Из туарегской[97] легенды.

1

Укрепления вокруг колодца обваливались трижды, но противоборство ветру не прекращалось.

Напор его не ослабевал много недель подряд. Волна за волной несли крупу и пыль целыми днями, потом ненадолго стихали и оборачивались прерывистым дыханием нестерпимой южной жары. А порой, бывало, успокоится ветер чуток — и взлетит столб плотной пыли в пространство. И висит себе, висит высоко в небесах, кружит, за вершины цепляется. Словно тучами окутает пики гор на несколько дней, а потом взорвется вдруг и пойдет валить волнами южными, одна за одной, и крутить все, что люди на ровном месте понастроили.
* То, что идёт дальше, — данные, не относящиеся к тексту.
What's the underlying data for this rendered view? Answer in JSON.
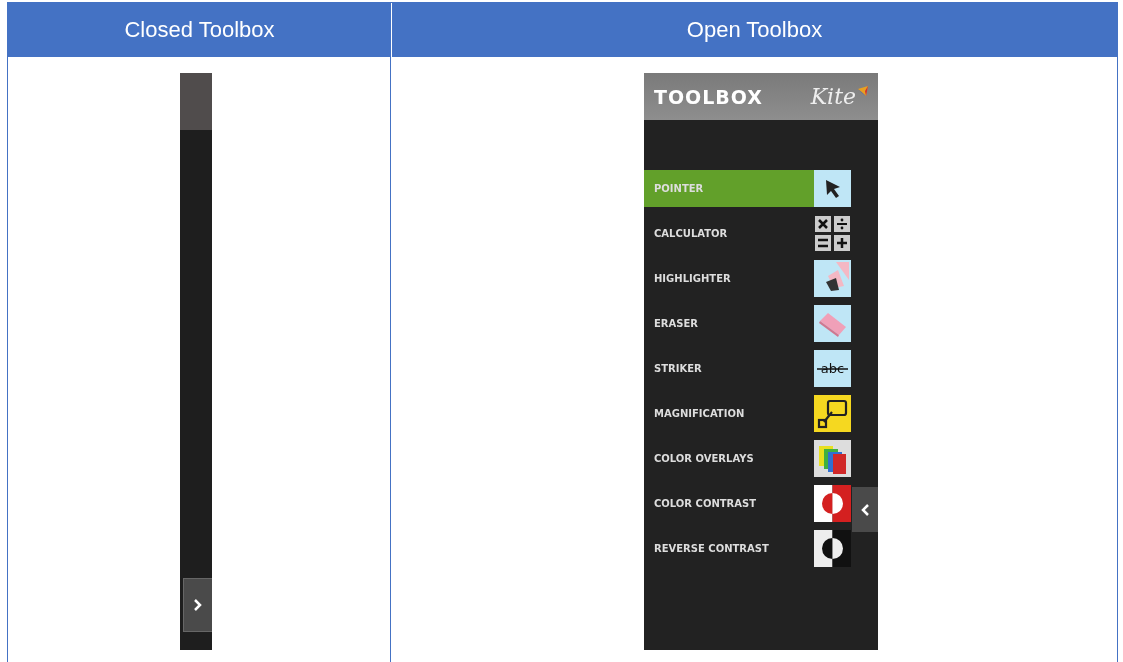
{
  "table": {
    "columns": [
      {
        "heading": "Closed Toolbox"
      },
      {
        "heading": "Open Toolbox"
      }
    ]
  },
  "open_toolbox": {
    "title": "TOOLBOX",
    "logo": "Kite",
    "tools": [
      {
        "label": "POINTER",
        "kind": "pointer",
        "selected": true
      },
      {
        "label": "CALCULATOR",
        "kind": "calculator",
        "selected": false
      },
      {
        "label": "HIGHLIGHTER",
        "kind": "highlighter",
        "selected": false
      },
      {
        "label": "ERASER",
        "kind": "eraser",
        "selected": false
      },
      {
        "label": "STRIKER",
        "kind": "striker",
        "selected": false,
        "icon_text": "abc"
      },
      {
        "label": "MAGNIFICATION",
        "kind": "magnification",
        "selected": false
      },
      {
        "label": "COLOR OVERLAYS",
        "kind": "overlays",
        "selected": false
      },
      {
        "label": "COLOR CONTRAST",
        "kind": "color_contrast",
        "selected": false
      },
      {
        "label": "REVERSE CONTRAST",
        "kind": "reverse_contrast",
        "selected": false
      }
    ]
  }
}
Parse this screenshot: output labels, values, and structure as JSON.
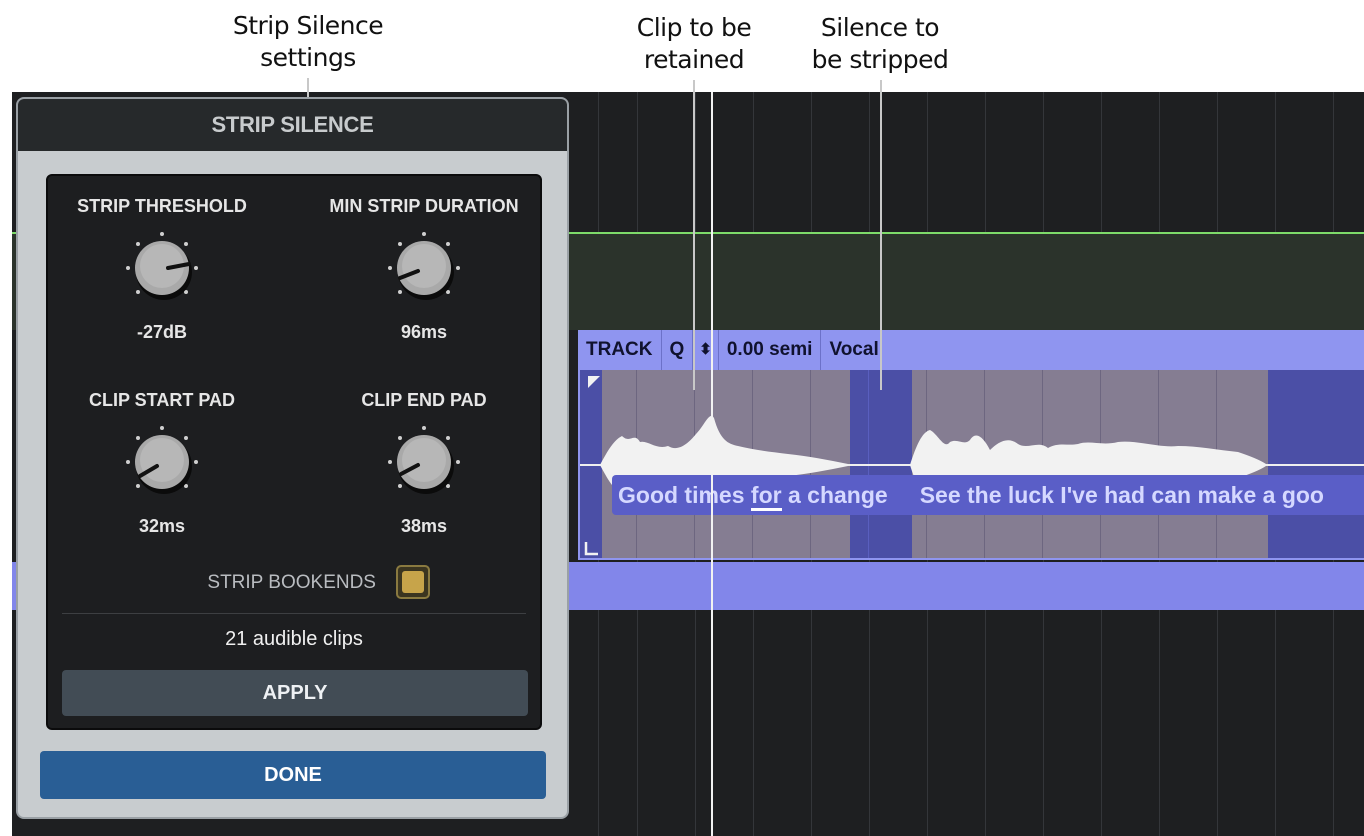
{
  "annotations": {
    "settings": {
      "line1": "Strip Silence",
      "line2": "settings"
    },
    "retained": {
      "line1": "Clip to be",
      "line2": "retained"
    },
    "stripped": {
      "line1": "Silence to",
      "line2": "be stripped"
    }
  },
  "panel": {
    "title": "STRIP SILENCE",
    "knobs": [
      {
        "label": "STRIP THRESHOLD",
        "value": "-27dB"
      },
      {
        "label": "MIN STRIP DURATION",
        "value": "96ms"
      },
      {
        "label": "CLIP START PAD",
        "value": "32ms"
      },
      {
        "label": "CLIP END PAD",
        "value": "38ms"
      }
    ],
    "bookends_label": "STRIP BOOKENDS",
    "bookends_checked": true,
    "clip_count": "21 audible clips",
    "apply_label": "APPLY",
    "done_label": "DONE"
  },
  "clip": {
    "header": {
      "track": "TRACK",
      "q": "Q",
      "pitch": "0.00 semi",
      "name": "Vocal"
    }
  },
  "lyrics": {
    "phrase1_a": "Good times ",
    "phrase1_b": "for",
    "phrase1_c": " a change",
    "phrase2": "See the luck I've had can make a goo"
  },
  "colors": {
    "accent_blue": "#295e95",
    "clip_header": "#8f95f0",
    "silence": "#4b4fa6",
    "track_green": "#7edb6a"
  }
}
В этакую пору взбредет солнцу — палачу вечному промеж грязных туч голову высунуть да глазеть на несчастный народ — жалит, злорадствуя, а потом опять скроется. Люди равнины, однако, те, что вполне в состоянии с любой напастью примириться, любую беду перенести, кроме заноса колодца, предпочли бы на этот раз плети вечного палача зловредному ветру. Те, что ужасы жажды испытали на себе, принялись потихоньку садаку[98] — милостыню соседям да беднякам тайно раздавать, жертву приносить господу, чтобы утихомирил он безумство гиблого ветра в этом году.

Молодежь поочередно пластами вокруг зева колодца ложилась, решили парни взаправду губы колодезные своими телами огородить от мелкой каменной крупы и щебенки.

Явился вождь обследовать положение, за ним следом — имам[99] и горстка старейшин. Над землей в вышине повис шатер грязных туч. Равнина вздохнула в покое, люди бросились дела делать да надобности справлять, пока установилась передышка. А на юго-восточном направлении, у подножия гор, завились столбы дыма над жилищами, поднялся звон кузнецов и крики погонял купеческих караванов.

Уха вырос на холме как призрак. Двинулся навстречу вождю. Вел его за собой по склону, потом спустился в ложбин. С южной стороны поднимался крупный песчаный курган, грозно нависая над укреплениями из каменных плиток. Вождь шагал бодро, пересек круглую каменную крепость, за которой собрался народ. Сказал, взбираясь на песчаный гребень:

— Вот, значит, где хранилище-то…

Он постоял на холме, наблюдая за караванами купцов в лагере пришельцев, потом закончил:

— Лучше было бы, чтобы хранилище это вы опорожнили, откуда ветер запасы без счета берет, чем заграждения городить вокруг колодца.

Уха пришел в изумление, сказал:

— Разве ж это можно — гору песка перетаскать?.. Не по силам, по-моему…

— Не осилите вы гору эту самую, так глотка воды через несколько дней не дождетесь!

— Ну, осилим мы гору, а гиблый опять ее назавтра нанесет, точно такую же.

— Что ж, нанесет другую завтра, готовьтесь бороться с ним вновь. Вот и все.

— Да люди над нами смеяться будут!

— Ну, коли воды попить захотите…

— Да холмы эти расти не перестанут, пока ветер не успокоится.

— Такая, значит, у нас судьба. В Сахаре воды испить ой как хочется.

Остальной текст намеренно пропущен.